Pas de vagues Belgique, France 2024 – 92min.

Critique du film

La guerre des mots

Critique du film: Laurine Chiarini

Lors d’un cours de français, Julien, jeune instituteur dans un collège de banlieue, illustre une figure de rhétorique par un exemple. Interprétés d’une manière complètement différente par les élèves, ses mots vont être l’étincelle déclencheuse d’une spirale de plus en plus violente contre l’enseignant.

Fraîchement nommé, Julien (François Civil) a l’énergie du nouvel arrivant. Encore optimiste, il croit fermement pouvoir faire une différence dans la vie de ses élèves, comme un prof l’avait fait jadis pour lui. Bientôt, les mots d’un poème de Ronsard, passage obligé pour tout écolier de l’Hexagone, vont se transformer en bombe à retardement. Pour expliquer ce qu’est un astéisme, figure de style qui consiste à complimenter une personne en faisant mine de la critiquer, il s’adresse à une élève. Ce n’est qu’un exemple, précise-t-il, or les railleries fusent, les esprits s’agitent. Bientôt un scandale éclate.

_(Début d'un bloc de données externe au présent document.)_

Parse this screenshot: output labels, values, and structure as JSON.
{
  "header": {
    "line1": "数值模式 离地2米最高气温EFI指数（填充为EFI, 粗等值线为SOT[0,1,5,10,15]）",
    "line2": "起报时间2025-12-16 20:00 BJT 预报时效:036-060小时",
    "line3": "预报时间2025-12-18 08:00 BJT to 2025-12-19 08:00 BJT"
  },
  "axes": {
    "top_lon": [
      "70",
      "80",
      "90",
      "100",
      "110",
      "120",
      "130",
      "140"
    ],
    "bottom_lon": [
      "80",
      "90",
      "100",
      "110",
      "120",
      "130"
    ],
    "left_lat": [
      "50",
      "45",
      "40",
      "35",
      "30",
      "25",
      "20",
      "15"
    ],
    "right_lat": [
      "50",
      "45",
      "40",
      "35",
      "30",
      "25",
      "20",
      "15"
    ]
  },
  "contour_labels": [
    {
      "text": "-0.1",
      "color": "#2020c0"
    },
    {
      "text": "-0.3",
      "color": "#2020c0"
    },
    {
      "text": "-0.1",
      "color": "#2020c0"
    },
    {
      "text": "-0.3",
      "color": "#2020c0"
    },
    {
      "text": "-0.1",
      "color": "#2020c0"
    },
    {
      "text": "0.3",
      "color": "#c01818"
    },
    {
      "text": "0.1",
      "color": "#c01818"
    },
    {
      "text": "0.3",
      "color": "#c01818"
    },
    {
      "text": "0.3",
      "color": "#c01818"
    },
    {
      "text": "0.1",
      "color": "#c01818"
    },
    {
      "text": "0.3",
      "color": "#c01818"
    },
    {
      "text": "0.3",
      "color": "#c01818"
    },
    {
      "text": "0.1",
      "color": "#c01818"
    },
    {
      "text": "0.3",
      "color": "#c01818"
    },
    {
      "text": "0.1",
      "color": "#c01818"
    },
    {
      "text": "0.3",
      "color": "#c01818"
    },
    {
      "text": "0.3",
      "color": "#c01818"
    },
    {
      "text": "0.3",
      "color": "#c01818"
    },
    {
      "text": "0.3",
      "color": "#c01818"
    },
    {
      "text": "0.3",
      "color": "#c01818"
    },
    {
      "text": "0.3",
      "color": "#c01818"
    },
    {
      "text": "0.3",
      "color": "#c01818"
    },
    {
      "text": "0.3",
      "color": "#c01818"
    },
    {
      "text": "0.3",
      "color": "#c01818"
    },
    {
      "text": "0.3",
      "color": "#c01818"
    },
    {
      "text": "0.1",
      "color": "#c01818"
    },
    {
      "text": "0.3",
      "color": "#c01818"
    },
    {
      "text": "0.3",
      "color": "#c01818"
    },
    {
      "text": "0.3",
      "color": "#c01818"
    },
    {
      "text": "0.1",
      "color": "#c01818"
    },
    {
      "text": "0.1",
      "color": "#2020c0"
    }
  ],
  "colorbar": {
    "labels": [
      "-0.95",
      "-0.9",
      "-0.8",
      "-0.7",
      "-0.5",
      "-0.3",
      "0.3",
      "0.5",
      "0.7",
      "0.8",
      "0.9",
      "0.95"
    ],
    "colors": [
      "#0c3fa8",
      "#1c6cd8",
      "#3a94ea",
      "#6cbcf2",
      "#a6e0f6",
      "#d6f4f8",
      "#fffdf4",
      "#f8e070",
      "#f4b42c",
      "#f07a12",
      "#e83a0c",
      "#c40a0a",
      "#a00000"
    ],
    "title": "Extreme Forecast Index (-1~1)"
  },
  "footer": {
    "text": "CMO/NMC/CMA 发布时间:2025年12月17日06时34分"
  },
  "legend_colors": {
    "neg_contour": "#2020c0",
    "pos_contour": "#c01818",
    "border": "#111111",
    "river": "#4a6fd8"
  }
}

Dissection au scalpel d’une époque individualiste où chaque citoyen veut se faire lui-même justice, et tout de suite, le film constitue ce qu’un juge pourrait qualifier de malheureux enchaînements d’erreurs humaines. Une méprise, cela se corrige. Ici, c’est d’une impossible rencontre qu’il s’agit, une incompréhension permanente qui devient la base des échanges. Face à une classe d’adolescents à fleur de peau prêts à chambrer toute figure d’autorité à la première opportunité, le moindre échange devient risqué. Pour une poignée de mots incompris, la rumeur enfle contre Julien, qui se retrouve au milieu d’une véritable cabale.

Dépassant largement les murs du préau, la fracture s’accentue quand racisme, lâcheté, homophobie et décrochage à tous les étages ne font que révéler une société dont tous les membres semblent avoir démissionné. La tête haute, Julien veut y croire : tentant de garder le cap dans la tempête, il s’accroche à sa vocation. Alors que la peur étouffe de plus en plus ses journées, la caméra, implacable, semble suivre la courbe descendante des états d’âme du jeune homme en resserrant lentement le cadre sur son visage. Si les films se déroulant en milieu scolaire ne manquent pas, «Pas de vagues» se distingue en prenant un malentendu entre élèves et professeur comme point de départ d’une spirale impitoyable dans lequel chacun et chacune a une part de responsabilité.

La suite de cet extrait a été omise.